Nueva ley de secretos
La negociación sobre el anteproyecto de la norma de información clasificada ha de servir para moderar sus aspectos más restrictivos
Cincuenta y cuatro años después de promulgada la Ley de Secretos Oficiales del franquismo, en 1968, el Consejo de Ministros dio el lunes el paso más relevante para terminar con ella. Durante seis años tanto el PSOE como el PP han bloqueado en el Congreso la tramitación de dos proposiciones de ley del PNV en ese sentido. El cambio actual no es ajeno a las consecuencias del caso Pegasus —el propio Sánchez anunció la nueva ley en el pleno que el Congreso dedicó en mayo al espionaje e incidió en ello en el reciente debate del estado de la nación—, pero solo puede ser bienvenido para acabar con un bochornoso anacronismo que sobreprotege a los sucesivos gobiernos democráticos.
El anteproyecto establece por primera vez la caducidad temporal de los secretos de Estado —entre un mínimo de cuatro años y un máximo de 50 para los altos secretos, prorrogable en este caso 15 más— para acabar con el sinsentido de que la reserva de los documentos se pudiese prolongar de forma indefinida salvo que fueran expresamente desclasificados. A falta de conocer en detalle el anteproyecto, ese rango (ampliable) de medio siglo se antoja demasiado largo. Habrá de ser su futura tramitación parlamentaria la que permita negociar primero dentro del Gobierno, y después fuera de él, la revisión de unos plazos que hacen inviable a una generación, o incluso a dos, conocer algo mejor su propio pasado. El mismo PSOE proponía en 2018 horquillas temporales notablemente más cortas.
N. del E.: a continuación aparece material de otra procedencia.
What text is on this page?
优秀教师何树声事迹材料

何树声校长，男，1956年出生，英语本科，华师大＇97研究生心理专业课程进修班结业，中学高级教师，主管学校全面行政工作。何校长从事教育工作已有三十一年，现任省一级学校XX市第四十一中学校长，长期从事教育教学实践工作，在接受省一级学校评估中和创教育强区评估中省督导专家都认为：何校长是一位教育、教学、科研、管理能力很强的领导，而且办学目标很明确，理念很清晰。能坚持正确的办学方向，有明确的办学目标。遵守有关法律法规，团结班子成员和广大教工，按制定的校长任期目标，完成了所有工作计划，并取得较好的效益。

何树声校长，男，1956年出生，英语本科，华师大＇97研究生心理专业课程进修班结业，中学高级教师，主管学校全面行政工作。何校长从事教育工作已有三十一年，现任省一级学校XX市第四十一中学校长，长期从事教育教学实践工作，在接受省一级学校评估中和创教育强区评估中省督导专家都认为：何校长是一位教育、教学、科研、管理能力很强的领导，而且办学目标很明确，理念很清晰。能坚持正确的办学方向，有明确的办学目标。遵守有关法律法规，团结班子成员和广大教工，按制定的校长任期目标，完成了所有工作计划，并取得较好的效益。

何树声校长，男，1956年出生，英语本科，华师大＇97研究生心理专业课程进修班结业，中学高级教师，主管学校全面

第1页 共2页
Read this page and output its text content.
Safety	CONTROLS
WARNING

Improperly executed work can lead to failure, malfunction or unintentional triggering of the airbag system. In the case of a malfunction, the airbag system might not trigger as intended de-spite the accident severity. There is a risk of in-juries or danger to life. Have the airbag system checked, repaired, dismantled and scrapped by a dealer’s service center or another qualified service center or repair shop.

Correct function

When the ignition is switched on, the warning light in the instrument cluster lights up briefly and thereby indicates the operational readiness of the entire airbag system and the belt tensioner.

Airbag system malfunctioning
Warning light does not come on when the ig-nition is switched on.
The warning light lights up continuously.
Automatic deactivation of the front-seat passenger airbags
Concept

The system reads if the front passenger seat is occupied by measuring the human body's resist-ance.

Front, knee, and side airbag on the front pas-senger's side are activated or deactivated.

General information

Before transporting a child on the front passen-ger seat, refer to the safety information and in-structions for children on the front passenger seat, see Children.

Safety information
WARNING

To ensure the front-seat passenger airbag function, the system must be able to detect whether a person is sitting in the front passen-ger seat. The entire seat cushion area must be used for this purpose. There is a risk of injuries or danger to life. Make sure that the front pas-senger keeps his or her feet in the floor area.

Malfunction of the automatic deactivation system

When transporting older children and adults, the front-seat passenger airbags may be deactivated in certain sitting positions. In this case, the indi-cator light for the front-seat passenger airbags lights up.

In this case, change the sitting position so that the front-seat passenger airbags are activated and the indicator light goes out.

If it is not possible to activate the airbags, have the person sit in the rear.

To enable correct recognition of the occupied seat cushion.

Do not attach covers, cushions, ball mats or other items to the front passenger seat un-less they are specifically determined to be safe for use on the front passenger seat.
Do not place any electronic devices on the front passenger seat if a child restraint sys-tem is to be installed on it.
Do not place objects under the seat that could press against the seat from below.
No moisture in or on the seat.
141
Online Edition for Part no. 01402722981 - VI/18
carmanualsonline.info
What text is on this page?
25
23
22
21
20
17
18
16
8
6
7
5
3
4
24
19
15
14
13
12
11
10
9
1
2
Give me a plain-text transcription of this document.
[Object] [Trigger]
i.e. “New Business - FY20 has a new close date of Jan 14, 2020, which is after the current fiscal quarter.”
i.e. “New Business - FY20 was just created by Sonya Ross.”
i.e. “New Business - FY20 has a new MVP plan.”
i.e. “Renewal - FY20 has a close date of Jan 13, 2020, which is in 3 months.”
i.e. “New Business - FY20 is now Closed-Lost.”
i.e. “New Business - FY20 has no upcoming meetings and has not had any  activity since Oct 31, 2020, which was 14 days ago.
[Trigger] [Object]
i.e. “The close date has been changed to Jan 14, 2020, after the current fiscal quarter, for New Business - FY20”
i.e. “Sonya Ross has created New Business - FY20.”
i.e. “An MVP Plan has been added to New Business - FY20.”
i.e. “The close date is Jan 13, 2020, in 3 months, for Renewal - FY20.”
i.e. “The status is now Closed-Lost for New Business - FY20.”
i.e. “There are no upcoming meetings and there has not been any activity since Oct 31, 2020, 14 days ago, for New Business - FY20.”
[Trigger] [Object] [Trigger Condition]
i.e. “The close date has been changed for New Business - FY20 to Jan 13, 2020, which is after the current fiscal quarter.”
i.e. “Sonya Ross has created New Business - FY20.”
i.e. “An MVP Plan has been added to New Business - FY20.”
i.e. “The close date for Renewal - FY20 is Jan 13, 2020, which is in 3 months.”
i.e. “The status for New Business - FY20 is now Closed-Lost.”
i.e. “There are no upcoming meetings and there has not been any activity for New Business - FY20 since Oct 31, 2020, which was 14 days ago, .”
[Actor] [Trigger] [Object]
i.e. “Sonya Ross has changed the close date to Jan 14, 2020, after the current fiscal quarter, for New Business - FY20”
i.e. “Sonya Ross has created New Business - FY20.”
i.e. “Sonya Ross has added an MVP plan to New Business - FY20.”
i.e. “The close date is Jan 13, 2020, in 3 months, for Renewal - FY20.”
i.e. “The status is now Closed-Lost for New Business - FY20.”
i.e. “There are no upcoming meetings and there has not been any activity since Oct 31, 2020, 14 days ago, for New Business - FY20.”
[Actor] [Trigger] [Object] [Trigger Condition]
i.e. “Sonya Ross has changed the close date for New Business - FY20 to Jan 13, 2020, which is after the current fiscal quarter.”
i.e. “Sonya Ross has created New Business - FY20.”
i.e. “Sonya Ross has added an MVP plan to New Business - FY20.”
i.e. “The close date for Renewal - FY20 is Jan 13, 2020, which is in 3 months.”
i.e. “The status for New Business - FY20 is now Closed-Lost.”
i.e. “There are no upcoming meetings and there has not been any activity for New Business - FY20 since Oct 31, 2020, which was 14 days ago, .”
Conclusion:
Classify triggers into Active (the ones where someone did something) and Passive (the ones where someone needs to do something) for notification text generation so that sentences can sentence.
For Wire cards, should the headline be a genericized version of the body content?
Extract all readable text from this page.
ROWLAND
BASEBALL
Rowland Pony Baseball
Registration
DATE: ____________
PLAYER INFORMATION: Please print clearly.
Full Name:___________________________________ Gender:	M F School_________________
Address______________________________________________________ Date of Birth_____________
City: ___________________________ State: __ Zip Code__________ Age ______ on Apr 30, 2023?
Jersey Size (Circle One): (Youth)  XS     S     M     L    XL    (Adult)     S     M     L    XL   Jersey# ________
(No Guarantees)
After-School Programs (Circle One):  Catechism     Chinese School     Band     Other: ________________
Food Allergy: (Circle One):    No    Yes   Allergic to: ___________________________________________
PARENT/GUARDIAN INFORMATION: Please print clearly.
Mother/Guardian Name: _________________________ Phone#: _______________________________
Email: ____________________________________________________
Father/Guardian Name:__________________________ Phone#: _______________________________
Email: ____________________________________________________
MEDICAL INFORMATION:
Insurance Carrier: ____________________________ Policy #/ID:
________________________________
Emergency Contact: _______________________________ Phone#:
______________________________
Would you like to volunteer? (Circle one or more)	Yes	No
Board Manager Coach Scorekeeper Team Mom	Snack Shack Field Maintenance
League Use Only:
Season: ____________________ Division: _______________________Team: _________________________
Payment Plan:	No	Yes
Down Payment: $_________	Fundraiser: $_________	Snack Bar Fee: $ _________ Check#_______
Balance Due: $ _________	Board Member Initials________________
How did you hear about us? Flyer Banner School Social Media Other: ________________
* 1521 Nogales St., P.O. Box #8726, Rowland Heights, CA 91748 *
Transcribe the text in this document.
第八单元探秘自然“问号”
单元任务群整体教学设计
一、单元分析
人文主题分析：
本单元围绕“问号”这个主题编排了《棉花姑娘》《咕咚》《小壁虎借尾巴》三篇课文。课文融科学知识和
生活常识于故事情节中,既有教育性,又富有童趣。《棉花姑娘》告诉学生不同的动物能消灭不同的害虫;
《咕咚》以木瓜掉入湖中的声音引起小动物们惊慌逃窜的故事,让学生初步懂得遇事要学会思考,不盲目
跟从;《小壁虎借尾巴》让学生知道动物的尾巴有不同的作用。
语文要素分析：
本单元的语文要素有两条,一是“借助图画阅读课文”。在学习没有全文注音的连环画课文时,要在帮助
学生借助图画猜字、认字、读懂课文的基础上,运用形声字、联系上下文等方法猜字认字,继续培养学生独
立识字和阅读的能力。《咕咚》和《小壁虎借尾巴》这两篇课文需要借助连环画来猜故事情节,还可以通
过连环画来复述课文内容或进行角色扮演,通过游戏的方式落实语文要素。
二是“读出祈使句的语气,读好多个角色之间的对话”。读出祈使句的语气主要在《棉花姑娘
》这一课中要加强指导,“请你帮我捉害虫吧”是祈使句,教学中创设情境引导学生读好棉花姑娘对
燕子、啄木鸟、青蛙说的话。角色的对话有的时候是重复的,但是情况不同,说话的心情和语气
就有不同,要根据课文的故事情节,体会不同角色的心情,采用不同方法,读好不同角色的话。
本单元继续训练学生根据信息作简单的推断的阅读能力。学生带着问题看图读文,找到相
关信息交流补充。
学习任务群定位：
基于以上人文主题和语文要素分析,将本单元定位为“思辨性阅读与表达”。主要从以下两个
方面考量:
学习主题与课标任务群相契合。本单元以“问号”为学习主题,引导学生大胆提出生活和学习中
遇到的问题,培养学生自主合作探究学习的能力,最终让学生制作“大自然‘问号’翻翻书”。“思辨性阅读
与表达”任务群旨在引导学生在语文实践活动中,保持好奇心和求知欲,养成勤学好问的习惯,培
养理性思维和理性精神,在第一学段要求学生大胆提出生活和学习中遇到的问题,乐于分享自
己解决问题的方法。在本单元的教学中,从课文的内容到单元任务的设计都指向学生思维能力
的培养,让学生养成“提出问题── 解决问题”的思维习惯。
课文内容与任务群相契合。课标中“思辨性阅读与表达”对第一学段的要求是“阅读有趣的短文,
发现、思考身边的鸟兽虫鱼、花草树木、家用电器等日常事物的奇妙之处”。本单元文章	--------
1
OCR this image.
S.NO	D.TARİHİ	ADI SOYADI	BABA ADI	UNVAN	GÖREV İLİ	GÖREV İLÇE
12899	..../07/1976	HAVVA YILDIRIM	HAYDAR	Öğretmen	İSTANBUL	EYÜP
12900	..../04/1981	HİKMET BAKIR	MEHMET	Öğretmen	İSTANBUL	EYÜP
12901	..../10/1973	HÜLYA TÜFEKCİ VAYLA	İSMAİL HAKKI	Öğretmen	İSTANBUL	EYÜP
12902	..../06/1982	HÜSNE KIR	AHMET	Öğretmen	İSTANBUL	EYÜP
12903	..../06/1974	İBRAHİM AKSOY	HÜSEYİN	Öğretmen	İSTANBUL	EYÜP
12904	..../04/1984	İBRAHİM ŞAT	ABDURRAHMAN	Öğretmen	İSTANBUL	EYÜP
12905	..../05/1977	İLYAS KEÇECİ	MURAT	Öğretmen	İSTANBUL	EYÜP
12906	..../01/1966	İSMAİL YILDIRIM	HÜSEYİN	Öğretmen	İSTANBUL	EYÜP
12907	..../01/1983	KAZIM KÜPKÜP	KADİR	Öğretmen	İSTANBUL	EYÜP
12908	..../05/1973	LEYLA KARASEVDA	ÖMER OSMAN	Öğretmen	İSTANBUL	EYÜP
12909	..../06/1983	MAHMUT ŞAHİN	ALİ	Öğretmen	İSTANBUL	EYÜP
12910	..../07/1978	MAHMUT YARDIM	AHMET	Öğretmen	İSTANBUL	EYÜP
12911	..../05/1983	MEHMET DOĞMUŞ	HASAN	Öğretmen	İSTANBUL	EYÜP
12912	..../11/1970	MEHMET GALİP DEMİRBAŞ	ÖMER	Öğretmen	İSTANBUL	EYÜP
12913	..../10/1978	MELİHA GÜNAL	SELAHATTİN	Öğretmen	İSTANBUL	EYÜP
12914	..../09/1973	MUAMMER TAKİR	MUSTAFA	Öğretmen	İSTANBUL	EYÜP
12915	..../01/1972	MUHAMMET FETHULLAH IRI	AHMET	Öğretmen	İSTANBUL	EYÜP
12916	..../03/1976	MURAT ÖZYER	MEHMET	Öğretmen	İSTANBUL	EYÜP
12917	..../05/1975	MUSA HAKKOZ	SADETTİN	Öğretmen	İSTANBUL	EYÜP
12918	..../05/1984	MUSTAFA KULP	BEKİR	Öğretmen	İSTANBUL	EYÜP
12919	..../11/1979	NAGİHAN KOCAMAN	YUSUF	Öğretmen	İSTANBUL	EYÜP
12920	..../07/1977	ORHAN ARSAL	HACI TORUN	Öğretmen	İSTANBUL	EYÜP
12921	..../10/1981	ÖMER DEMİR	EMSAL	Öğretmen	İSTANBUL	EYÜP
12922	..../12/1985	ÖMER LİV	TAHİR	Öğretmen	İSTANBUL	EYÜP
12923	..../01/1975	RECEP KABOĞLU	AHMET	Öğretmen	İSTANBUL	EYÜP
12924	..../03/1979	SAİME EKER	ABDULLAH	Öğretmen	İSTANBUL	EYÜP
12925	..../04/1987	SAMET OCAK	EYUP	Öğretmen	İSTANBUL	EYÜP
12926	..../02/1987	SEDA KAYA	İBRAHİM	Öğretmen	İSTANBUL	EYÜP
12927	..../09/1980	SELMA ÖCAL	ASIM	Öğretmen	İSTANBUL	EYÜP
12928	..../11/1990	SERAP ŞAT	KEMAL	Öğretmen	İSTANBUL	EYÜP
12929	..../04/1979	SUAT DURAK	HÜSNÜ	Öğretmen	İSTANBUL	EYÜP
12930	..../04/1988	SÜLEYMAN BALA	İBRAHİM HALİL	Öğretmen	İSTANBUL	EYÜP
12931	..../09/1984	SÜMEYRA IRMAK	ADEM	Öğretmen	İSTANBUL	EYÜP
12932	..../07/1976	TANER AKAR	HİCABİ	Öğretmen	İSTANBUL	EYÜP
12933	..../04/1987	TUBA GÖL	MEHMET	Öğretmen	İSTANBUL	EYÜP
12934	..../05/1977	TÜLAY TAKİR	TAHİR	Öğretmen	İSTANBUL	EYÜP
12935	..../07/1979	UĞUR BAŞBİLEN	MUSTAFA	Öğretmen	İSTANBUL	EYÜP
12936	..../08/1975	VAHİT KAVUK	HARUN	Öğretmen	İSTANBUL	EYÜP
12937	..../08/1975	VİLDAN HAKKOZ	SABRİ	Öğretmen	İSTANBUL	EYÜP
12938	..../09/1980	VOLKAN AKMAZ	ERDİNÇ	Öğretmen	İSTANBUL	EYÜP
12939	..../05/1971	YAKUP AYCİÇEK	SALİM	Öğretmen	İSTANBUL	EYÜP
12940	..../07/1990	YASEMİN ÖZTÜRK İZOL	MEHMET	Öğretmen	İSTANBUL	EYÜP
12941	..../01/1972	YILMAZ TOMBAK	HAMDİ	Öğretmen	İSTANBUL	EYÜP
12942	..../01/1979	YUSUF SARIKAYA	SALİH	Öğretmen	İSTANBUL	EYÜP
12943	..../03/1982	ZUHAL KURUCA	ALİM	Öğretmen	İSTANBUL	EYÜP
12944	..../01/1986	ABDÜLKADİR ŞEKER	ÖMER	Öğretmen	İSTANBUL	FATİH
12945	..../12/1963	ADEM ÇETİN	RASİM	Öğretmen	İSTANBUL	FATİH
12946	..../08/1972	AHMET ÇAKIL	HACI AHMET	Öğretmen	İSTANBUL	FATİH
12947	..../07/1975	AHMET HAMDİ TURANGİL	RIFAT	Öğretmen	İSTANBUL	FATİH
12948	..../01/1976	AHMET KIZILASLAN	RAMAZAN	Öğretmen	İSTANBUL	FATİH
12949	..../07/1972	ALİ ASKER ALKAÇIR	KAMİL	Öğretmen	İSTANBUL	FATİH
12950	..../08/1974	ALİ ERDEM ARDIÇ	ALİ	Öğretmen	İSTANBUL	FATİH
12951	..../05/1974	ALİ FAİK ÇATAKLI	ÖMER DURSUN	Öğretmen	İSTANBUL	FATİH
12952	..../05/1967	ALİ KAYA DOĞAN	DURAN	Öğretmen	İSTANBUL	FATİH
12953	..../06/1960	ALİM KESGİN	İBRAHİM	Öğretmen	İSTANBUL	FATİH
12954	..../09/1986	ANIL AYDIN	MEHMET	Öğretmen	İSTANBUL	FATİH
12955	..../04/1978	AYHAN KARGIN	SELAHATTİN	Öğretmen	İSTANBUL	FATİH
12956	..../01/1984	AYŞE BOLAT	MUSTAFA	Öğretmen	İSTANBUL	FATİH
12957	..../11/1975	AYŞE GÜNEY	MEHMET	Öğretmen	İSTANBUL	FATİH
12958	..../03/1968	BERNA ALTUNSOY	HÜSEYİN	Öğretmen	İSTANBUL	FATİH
El Gobierno descarta una desclasificación masiva de los documentos reservados previos a la entrada en vigor de la nueva norma, lo que aboca al riesgo de dejarlos en un limbo legal. Tiene que quedar muy claro el proceso y el calendario para que un ciudadano (sea un historiador, un periodista o un afectado) o un juez puedan acceder a un documento secreto, cuando a menudo se desconoce su misma existencia. Sobre el debate pesan los aspectos más sombríos del final de la dictadura y la Transición, desde la guerra sucia contra ETA al 23-F. Es el momento de abordarlo con rigor, distancia y claridad, para que el pasado no siga sirviendo como munición en las batallas políticas del presente. Dudas más graves deja un régimen sancionador de cuantías muy elevadas (de hasta tres millones de euros) contra la difusión “por cualquier medio” de material clasificado, lo que incluiría con ese redactado a los medios de comunicación.
Aunque baste con una mayoría simple, la aprobación de la ley debería lograr un amplio acuerdo parlamentario. El Gobierno ha asegurado que lo buscará, si bien ya ha chocado con las reticencias de sus aliados parlamentarios, especialmente por los dilatados plazos, y de la oposición. El trámite que ahora comienza deberá servir para conciliar la protección de la seguridad nacional con la imprescindible transparencia en la actuación de los poderes públicos: mejorarla para el presente no exime de extenderla al pasado por razones estrictamente democráticas.